On the second point His Lordship found against the respondent. It was conceded that the only reason why Mrs. Langstaff had been refused admission to the examination was that she was a woman. The contention of the examiners was that by law no female could be admitted either as a student or member of the legal profession. The examiners, therefore, simply applied the law as they understood it to read; they accordingly did not exercise any discretion and, added His Lordship. they had none to exercise.

On the third point His Lordship found against the petitioner, and it was with the discussion of this point that the lengthy judgment principally dealt. His Lordship reviewed the law on the question, as far back as the days of the Romans, and made reference to the legislation down the centuries throughout the various countries of Europe. He also quoted at length a decision of Chief Justice Ryan, of the Supreme Court of Wisconsin, wherein womankind, was eulogized as too sacred to be embroiled in the contentious arena of Dame Themis. Lengthy reference was made to the incongruous position which a woman would occupy in handling any of the sordid cases which would be liable to be entrusted to her as a barrister, His Lordship declared that in certain cases a woman would expose womankind to indignity and disrespect. After reviewing the history of the legal profession, and pointing out that, up to the time of the passage of the Bar Act of the Province of Quebec, no wonan had launched herself upon the practice of law, His Lordship proceeded to interpret the word "He" as contained in the Bar Act. Mrs. Langstart contended that "He" as in the Bible and in all law, meant "person" and hence included "she."

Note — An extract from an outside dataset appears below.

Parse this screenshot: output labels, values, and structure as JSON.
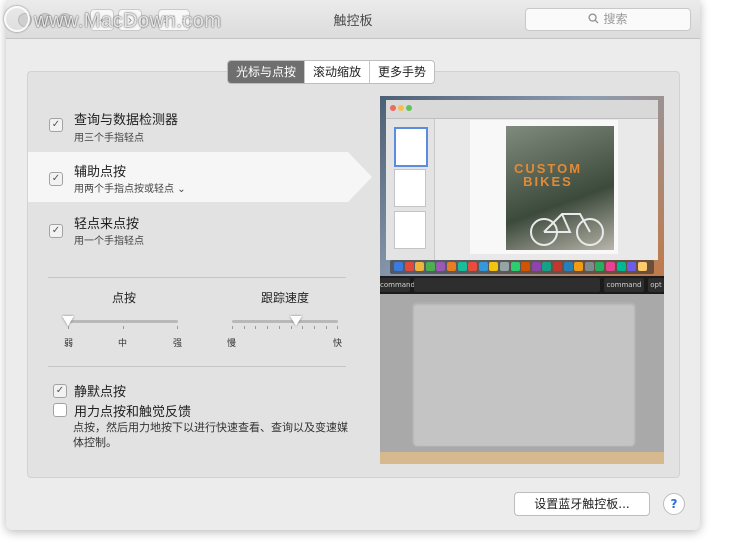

"The usage," proceeded His Lordship, "which reigned Supreme at the date when the Bar Act of the Province of Quebec was passed was not one peculiar to our country, but a universal one thoughout the whole civilized world as far back as the memory of men could reach. Nowhere had it ever been known that women had shared with the male sex the fortunes and struggles of the forum or of the courts of justice. The natural inference to be drawn, therefore, is that, at the time when the law of 1849 was framed, it was so framed to be carried into effect in the manner and form which usage had consecrated for thousands of years, and not otherwise. The law which was enacted at that date was not a new law intended to remedy certain evils which existed in the past. No complaint had been made on the part ot persons of the female sex. The object in view was simply to organize the members of the legal profession into a body without introducing any new dispositions as to who should be considered as an advocate, a barrister, a solicitor or an attorney. While speaking of the usage which prevailed at the time I might refer briefly to the law in France and in England on the subject under consideration. In Eng1and no woman was ever admitted as a member of the profession and no woman can be admitted under the Common Law. (See Bebb vs. The Law Society, Court of Appeal. The Canadian Law Times, vol, 34, page 620.) In France, where the Salic Law prevailed, the exclusion of women from 'l'ordre des avocats' under the various coutumes was no less stringent under those 'coutumes' than it was under the common law of England. No woman could even fill the functions ot tutrix to a minor child, except to her own, and during widow-hood only and always under the supervision of a sub-tutor, who in every case was a person of the male sex. No woman could even form part of the family council convened for the appointment of a tutor to a minor child, except her own and during widowhood only. Those dispositions of the old 'coutume' have been preserved to this day and are to be found in our Civil Code at the present time. The distance is a wide one, indeed, from the right to attend at a family council and that of assuming the responsabilities of attorney, counsel or barrister."

S. W. Jacob, K. C., for petitioner; Francois de Sales Bastien, K. C., batonnier general, and R. C. Smith, K.C., for respondent.